His appearance was against him. He was thin and tall, but with a large bony frame that made him a mass of angles. His face was blotched with scrofula and was frequently agitated by a convulsive twitch; his body was subject to alarming starts; his conversation was illustrated by odd gesticulations. One bookseller to whom he applied for work advised him to “get a porter’s knot and carry trunks.”7 Apparently he received some encouragement from Cave, for in July he went back to Lichfield, and brought his wife to London.
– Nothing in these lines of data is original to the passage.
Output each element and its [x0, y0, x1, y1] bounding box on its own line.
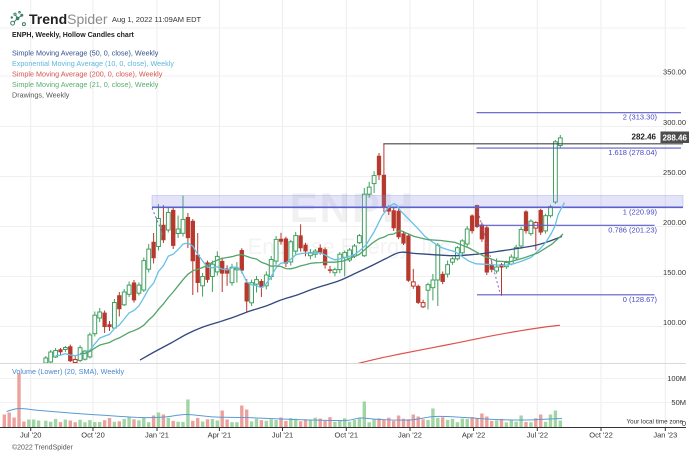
svg-text:0 (128.67): 0 (128.67) [623, 295, 658, 304]
svg-text:Oct '21: Oct '21 [335, 431, 359, 440]
svg-text:282.46: 282.46 [632, 133, 657, 142]
svg-text:350.00: 350.00 [663, 68, 686, 77]
svg-text:Simple Moving Average (21, 0,: Simple Moving Average (21, 0, close), We… [12, 80, 159, 89]
svg-text:Jan '23: Jan '23 [653, 431, 677, 440]
svg-text:Jan '22: Jan '22 [398, 431, 422, 440]
svg-text:Your local time zone: Your local time zone [627, 419, 684, 426]
svg-text:Jan '21: Jan '21 [145, 431, 169, 440]
svg-text:Simple Moving Average (50, 0,: Simple Moving Average (50, 0, close), We… [12, 49, 159, 58]
svg-text:Aug 1, 2022 11:09AM EDT: Aug 1, 2022 11:09AM EDT [112, 15, 201, 24]
svg-text:TrendSpider: TrendSpider [29, 11, 108, 27]
svg-text:300.00: 300.00 [663, 118, 686, 127]
svg-text:Jul '20: Jul '20 [20, 431, 41, 440]
svg-text:288.46: 288.46 [662, 133, 687, 142]
svg-text:250.00: 250.00 [663, 168, 686, 177]
svg-text:0: 0 [682, 419, 686, 428]
svg-text:Simple Moving Average (200, 0,: Simple Moving Average (200, 0, close), W… [12, 70, 163, 79]
svg-text:Exponential Moving Average (10: Exponential Moving Average (10, 0, close… [12, 59, 174, 68]
svg-text:1.618 (278.04): 1.618 (278.04) [608, 148, 657, 157]
svg-text:Jul '21: Jul '21 [272, 431, 293, 440]
svg-text:100M: 100M [667, 374, 686, 383]
svg-text:Volume (Lower) (20, SMA), Week: Volume (Lower) (20, SMA), Weekly [12, 367, 125, 376]
svg-text:100.00: 100.00 [663, 318, 686, 327]
svg-text:©2022 TrendSpider: ©2022 TrendSpider [12, 444, 73, 452]
svg-text:Oct '22: Oct '22 [589, 431, 613, 440]
svg-text:50M: 50M [671, 398, 686, 407]
svg-text:Apr '22: Apr '22 [462, 431, 486, 440]
svg-text:0.786 (201.23): 0.786 (201.23) [608, 225, 657, 234]
svg-text:Jul '22: Jul '22 [527, 431, 548, 440]
svg-text:ENPH, Weekly, Hollow Candles c: ENPH, Weekly, Hollow Candles chart [12, 32, 135, 39]
svg-text:2 (313.30): 2 (313.30) [623, 113, 658, 122]
svg-text:Apr '21: Apr '21 [208, 431, 232, 440]
svg-text:1 (220.99): 1 (220.99) [623, 207, 658, 216]
svg-text:200.00: 200.00 [663, 218, 686, 227]
svg-text:150.00: 150.00 [663, 268, 686, 277]
svg-text:Oct '20: Oct '20 [81, 431, 105, 440]
svg-text:Drawings, Weekly: Drawings, Weekly [12, 91, 70, 100]
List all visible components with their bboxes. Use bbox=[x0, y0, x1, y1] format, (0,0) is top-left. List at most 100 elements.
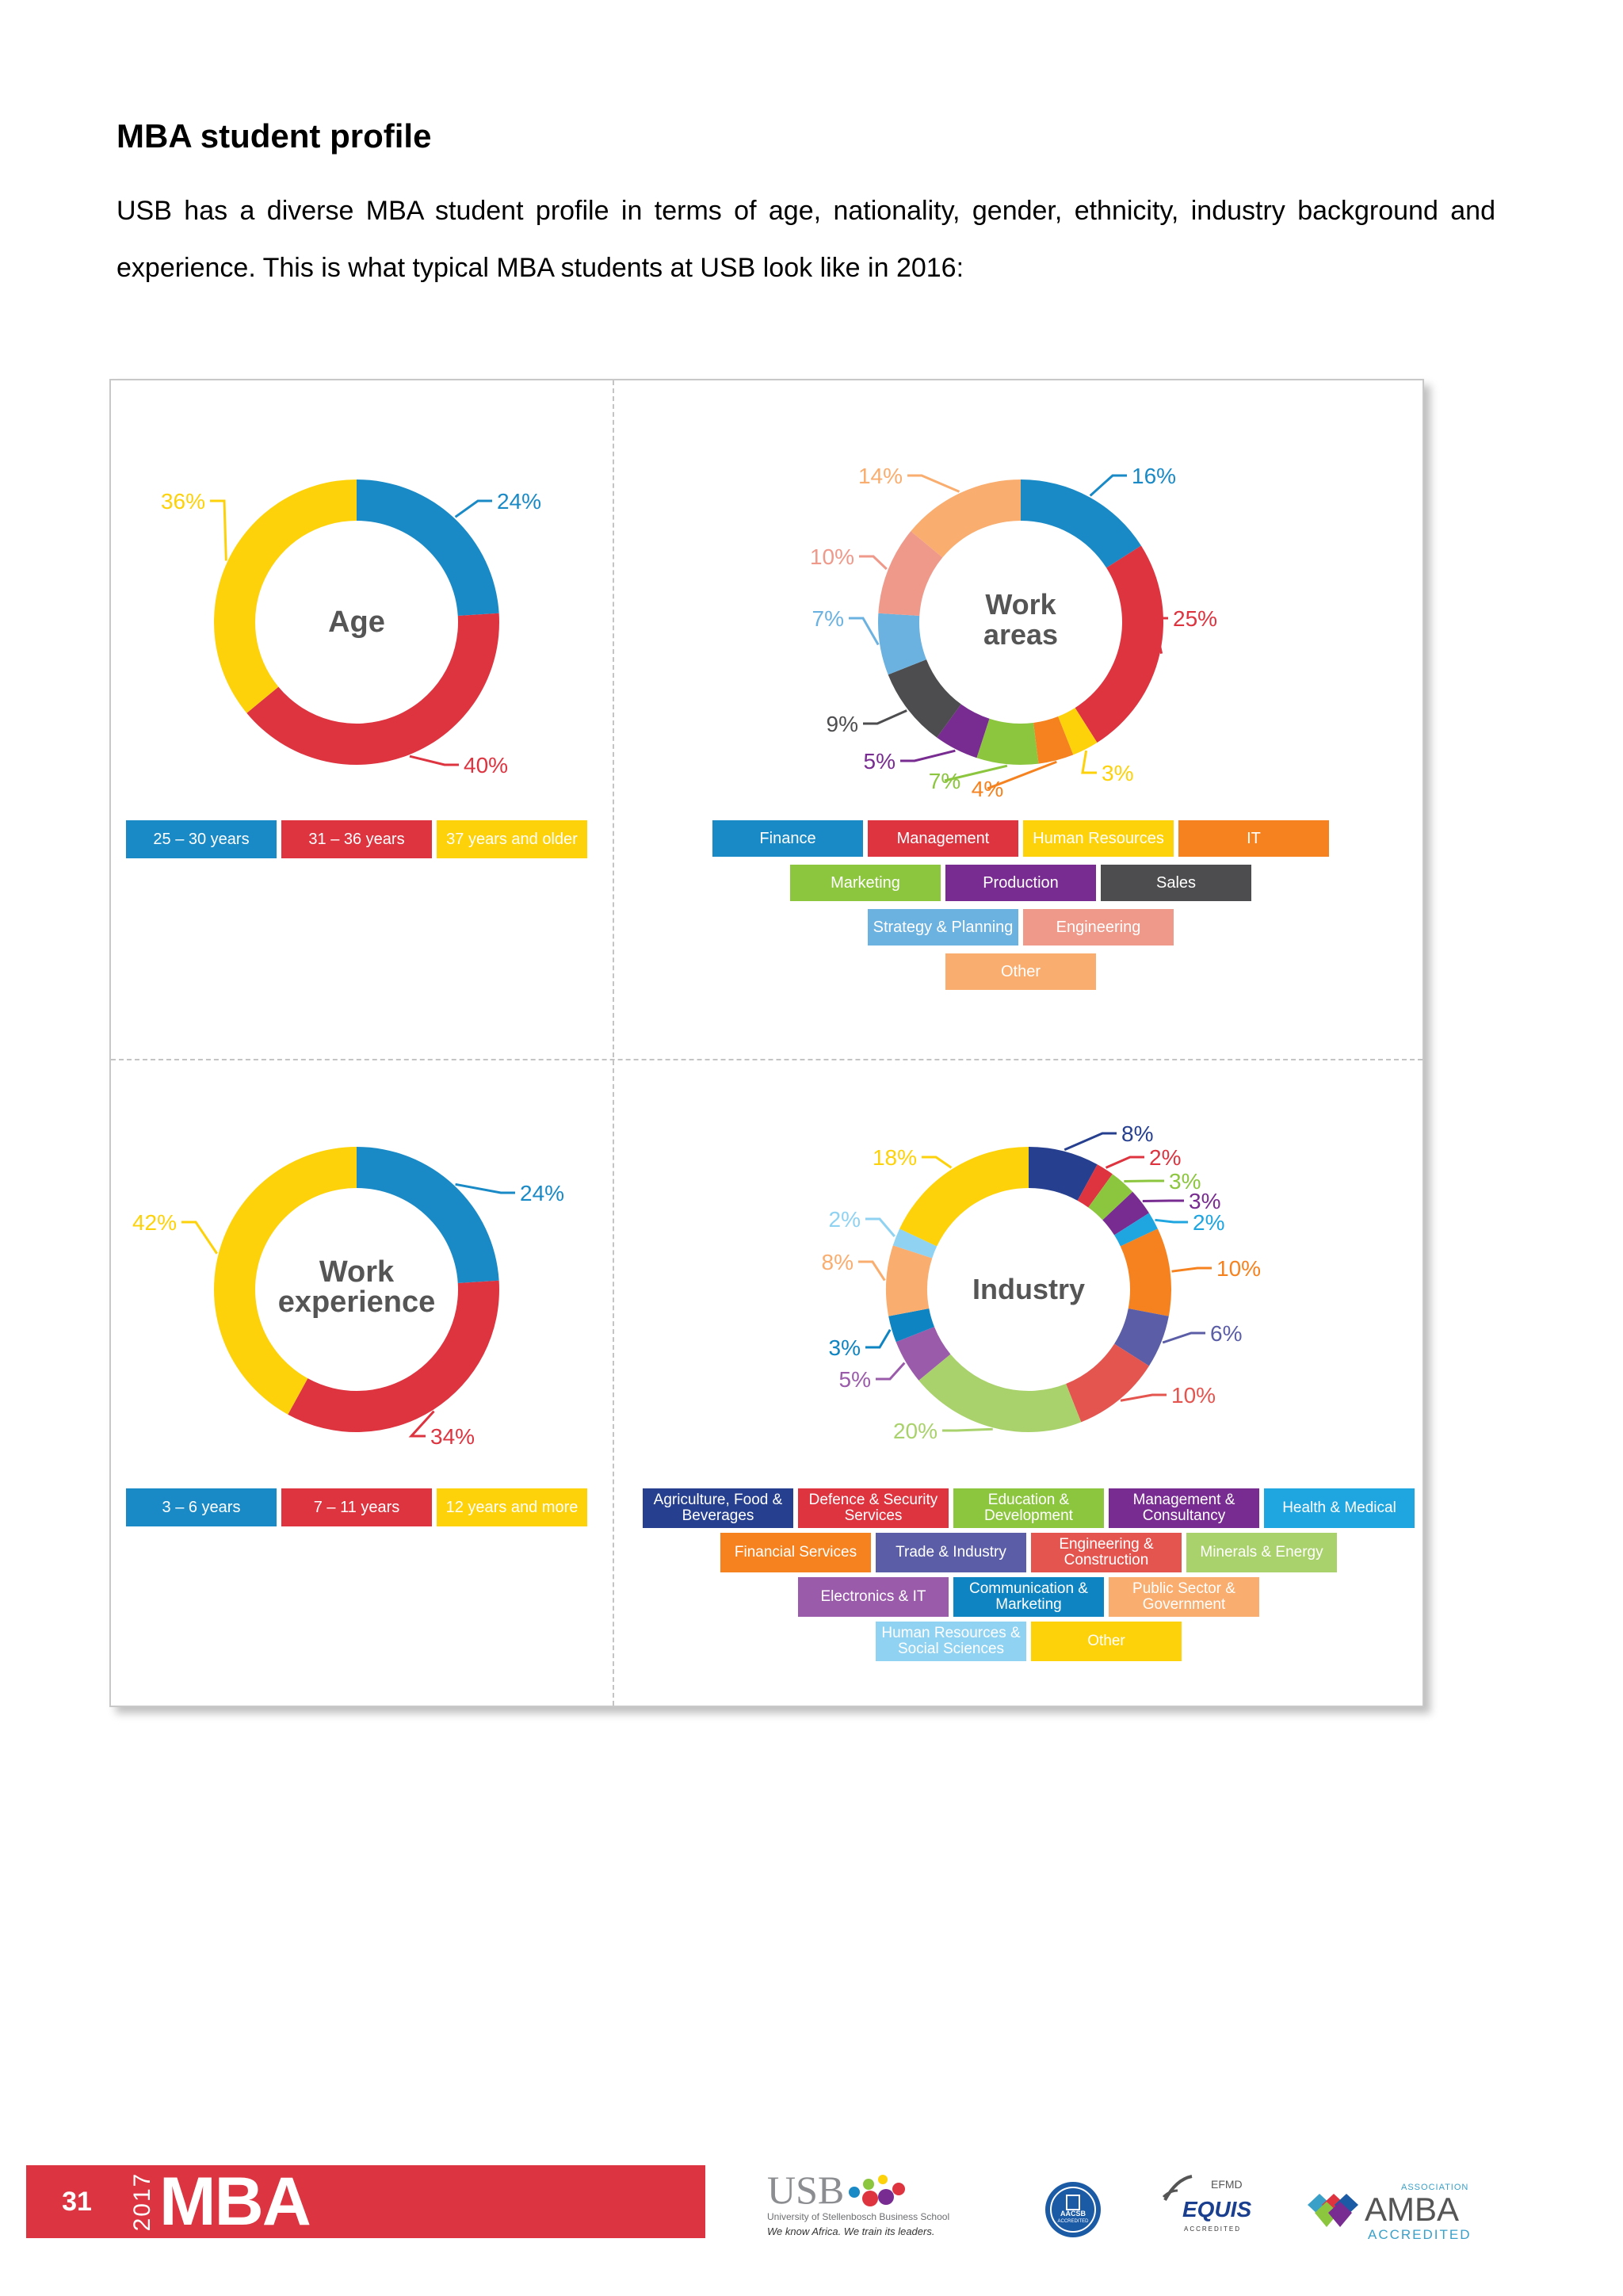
donut-0-leader-0 bbox=[454, 499, 492, 518]
donut-3-label-7: 10% bbox=[1171, 1383, 1216, 1408]
donut-3-label-1: 2% bbox=[1149, 1145, 1181, 1170]
amba-subtext: ACCREDITED bbox=[1368, 2227, 1472, 2242]
donut-1-label-8: 10% bbox=[810, 544, 854, 569]
donut-3-leader-4 bbox=[1155, 1218, 1188, 1224]
legend-0-item-2: 37 years and older bbox=[437, 820, 587, 858]
horizontal-divider bbox=[111, 1059, 1423, 1060]
legend-1-item-5: Production bbox=[945, 865, 1096, 901]
donut-0-label-0: 24% bbox=[497, 489, 541, 514]
donut-1-leader-6 bbox=[863, 709, 907, 725]
legend-1-item-0: Finance bbox=[712, 820, 863, 857]
donut-2-title: experience bbox=[278, 1286, 436, 1319]
donut-3-leader-13 bbox=[922, 1156, 953, 1169]
legend-3-item-1: Defence & Security Services bbox=[798, 1488, 949, 1528]
donut-2-leader-2 bbox=[181, 1221, 218, 1255]
legend-3-item-2: Education & Development bbox=[953, 1488, 1104, 1528]
donut-1-slice-7 bbox=[878, 613, 926, 675]
legend-3-item-4: Health & Medical bbox=[1264, 1488, 1415, 1528]
charts-canvas: 24%40%36%Age16%25%3%4%7%5%9%7%10%14%Work… bbox=[132, 464, 1261, 1449]
donut-0-slice-1 bbox=[246, 613, 499, 765]
page-heading: MBA student profile bbox=[116, 117, 432, 155]
donut-1-label-6: 9% bbox=[827, 712, 858, 736]
donut-0-slice-0 bbox=[357, 479, 499, 616]
donut-1-slice-1 bbox=[1075, 545, 1163, 743]
donut-2-leader-0 bbox=[455, 1182, 515, 1194]
donut-1-slice-5 bbox=[937, 704, 990, 758]
donut-3-leader-6 bbox=[1162, 1331, 1205, 1344]
legend-3-item-11: Public Sector & Government bbox=[1109, 1577, 1259, 1617]
aacsb-seal: AACSB ACCREDITED bbox=[1044, 2181, 1102, 2238]
legend-3-item-6: Trade & Industry bbox=[876, 1533, 1026, 1572]
donut-3-slice-12 bbox=[892, 1228, 938, 1259]
donut-3-slice-3 bbox=[1102, 1191, 1149, 1236]
donut-0-leader-1 bbox=[409, 755, 459, 766]
amba-text: AMBA bbox=[1365, 2191, 1460, 2228]
donut-1-slice-3 bbox=[1033, 716, 1074, 764]
infographic-panel: 24% 40% 36% Age 16% 25% 3% 4% 7% 5% 9% 7% 10% 14% Work… bbox=[109, 379, 1424, 1707]
donut-3-leader-10 bbox=[865, 1329, 892, 1349]
donut-1-slice-4 bbox=[976, 718, 1039, 765]
donut-3-slice-8 bbox=[918, 1354, 1082, 1432]
donut-3-label-5: 10% bbox=[1216, 1256, 1261, 1281]
usb-dots-icon bbox=[849, 2175, 905, 2206]
donut-0-slice-2 bbox=[213, 479, 357, 713]
donut-1-slice-8 bbox=[878, 531, 943, 616]
donut-1-leader-1 bbox=[1152, 617, 1168, 655]
donut-0: 24% 40% 36% Age bbox=[161, 479, 541, 777]
donut-1-title: Work bbox=[985, 588, 1056, 621]
donut-2-slice-2 bbox=[213, 1147, 357, 1415]
legend-0-item-0: 25 – 30 years bbox=[126, 820, 277, 858]
donut-3-slice-0 bbox=[1029, 1147, 1098, 1201]
donut-1-title: areas bbox=[983, 618, 1058, 651]
amba-top-text: ASSOCIATION bbox=[1401, 2183, 1469, 2192]
donut-1-slice-0 bbox=[1021, 479, 1141, 568]
vertical-divider bbox=[613, 380, 614, 1706]
donut-1-leader-2 bbox=[1081, 750, 1097, 774]
donut-1-slice-9 bbox=[911, 479, 1021, 558]
donut-3-leader-12 bbox=[865, 1217, 896, 1237]
donut-3-slice-4 bbox=[1114, 1213, 1158, 1247]
donut-3-leader-8 bbox=[942, 1427, 993, 1432]
donut-3-label-11: 8% bbox=[822, 1250, 854, 1274]
legend-1-item-8: Engineering bbox=[1023, 909, 1174, 946]
donut-3-title: Industry bbox=[972, 1273, 1085, 1305]
donut-3-label-8: 20% bbox=[893, 1419, 938, 1443]
donut-1-slice-2 bbox=[1058, 708, 1098, 755]
donut-2-label-0: 24% bbox=[520, 1181, 564, 1205]
legend-1-item-6: Sales bbox=[1101, 865, 1251, 901]
page-number: 31 bbox=[62, 2186, 92, 2217]
usb-wordmark: USB bbox=[767, 2168, 845, 2212]
donut-3-leader-5 bbox=[1171, 1266, 1212, 1273]
donut-3-leader-1 bbox=[1105, 1156, 1144, 1169]
donut-3-slice-2 bbox=[1088, 1174, 1133, 1221]
equis-text: EQUIS bbox=[1182, 2197, 1252, 2222]
legend-3-item-0: Agriculture, Food & Beverages bbox=[643, 1488, 793, 1528]
donut-2-label-1: 34% bbox=[430, 1424, 475, 1449]
donut-0-label-1: 40% bbox=[464, 753, 508, 777]
legend-3-item-10: Communication & Marketing bbox=[953, 1577, 1104, 1617]
donut-2-label-2: 42% bbox=[132, 1210, 177, 1235]
legend-3-item-3: Management & Consultancy bbox=[1109, 1488, 1259, 1528]
donut-3-label-4: 2% bbox=[1193, 1210, 1224, 1235]
donut-1-label-2: 3% bbox=[1102, 761, 1133, 785]
donut-1-leader-5 bbox=[900, 749, 956, 762]
donut-1-label-9: 14% bbox=[858, 464, 903, 488]
aacsb-text: AACSB bbox=[1060, 2210, 1086, 2218]
donut-3-label-3: 3% bbox=[1189, 1189, 1220, 1213]
legend-3-item-7: Engineering & Construction bbox=[1031, 1533, 1182, 1572]
legend-3-item-13: Other bbox=[1031, 1622, 1182, 1661]
donut-1-label-1: 25% bbox=[1173, 606, 1217, 631]
donut-2-title: Work bbox=[319, 1255, 395, 1289]
donut-3-leader-11 bbox=[858, 1260, 886, 1282]
donut-3-slice-11 bbox=[886, 1245, 933, 1316]
legend-1-item-9: Other bbox=[945, 953, 1096, 990]
donut-3-slice-5 bbox=[1120, 1228, 1171, 1316]
program-label: MBA bbox=[159, 2163, 311, 2240]
donut-1-leader-7 bbox=[849, 617, 880, 646]
legend-2-item-0: 3 – 6 years bbox=[126, 1488, 277, 1526]
donut-3-slice-6 bbox=[1114, 1308, 1169, 1366]
donut-3-slice-9 bbox=[896, 1327, 951, 1381]
legend-3-item-12: Human Resources & Social Sciences bbox=[876, 1622, 1026, 1661]
legend-1-item-1: Management bbox=[868, 820, 1018, 857]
He was not without subtlety. When Cave was attacked in the press Johnson wrote a poem in his defense and sent it to him; Cave published it, gave him literary commissions, and joined Dodsley in issuing (May, 1738) Johnson’s London, for which they gave him ten guineas. The poem frankly imitated Juvenal’s Third Satire, and therefore emphasized the lamentable aspects of the city that the author soon learned to love; it was also an attack upon the administration of Robert Walpole, whom Johnson later described as “the best minister this country ever had.”8 The poem was in part the angry blast of a country youth who, after a year in London, was still uncertain of tomorrow’s food; hence the famous line “Slow rises worth, by poverty depressed.”9
In those days of struggle Johnson turned his pen to every genre. He wrote Lives of Eminent Persons (1740), and various articles for The Gentleman’s Magazine, including imaginary reports of parliamentary debates. Since reporting of the debates was as yet forbidden, Cave hit on the expedient of pretending that his magazine was merely recording debates in the “Senate of Magna Lilliputia.” In 1741 Johnson took over this task. From general information as to the course of discussion in Parliament he composed speeches which he ascribed to characters whose names were anagrams for the main contenders in the House.10 The debates bore such an air of verisimilitude that many readers took them as verbatim reports, and Johnson had to warn Smollett (who was writing a history of England) not to rely on them as factual. Once, hearing praise of a speech ascribed to Chatham, Johnson remarked, “That speech I wrote in a garret in Exeter Street.”11 When someone commended the impartiality of his reports, he confessed: “I saved appearances tolerably well, but I took care that the Whig dogs should not have the best of it.”12
How was he paid for his work? He once called Cave a “penurious paymaster,” but he frequently professed affection for his memory. Between August 2, 1738, and April 21, 1739, Cave paid him forty-nine pounds; and in 1744 Johnson estimated fifty pounds a year as “undoubtedly more than the necessities of life require.”13 However, Johnson has been traditionally described as living in dire poverty in London in those years. Boswell believed that “Johnson and Savage were sometimes in such extreme indigence that they could not pay for a lodging, so that they wandered whole nights in the streets”;14 and Macaulay assumed that those months of penury habituated Johnson to slovenliness of dress and a “ravenous greediness” in eating.15
Richard Savage claimed, unconvincingly, to be the son of an earl, but he had become a wastrel when Johnson met him in 1737. They roamed the streets because they loved taverns more than their rooms. Boswell mentions “with all possible respect and delicacy” that Johnson’s
conduct after he came to London, and had associated with Savage and others, was not so strictly virtuous, in one respect, as when he was a younger man. It was well known that his amorous inclinations were uncommonly strong and impetuous. He owned to many of his friends that he used to take women of the town to taverns, and hear them relate their history.—In short, it must not be concealed that, like many other good and pious men [did Boswell have Boswell in mind?], … Johnson was not free from propensities which were ever “warring against the law of his mind”—and that in his combats with them he was sometimes overcome.16
Savage left London in July, 1739, and died in a debtor’s prison in 1743. A year later Johnson issued The Life of Richard Savage, which Henry Fielding called “as just and well written a piece as, of its kind, I ever saw.”17 It presaged (and was later included in) theLives of the Poets. It was published anonymously, but literary London soon discovered Johnson’s authorship. The booksellers began to think of him as the man to compile a dictionary of the English language.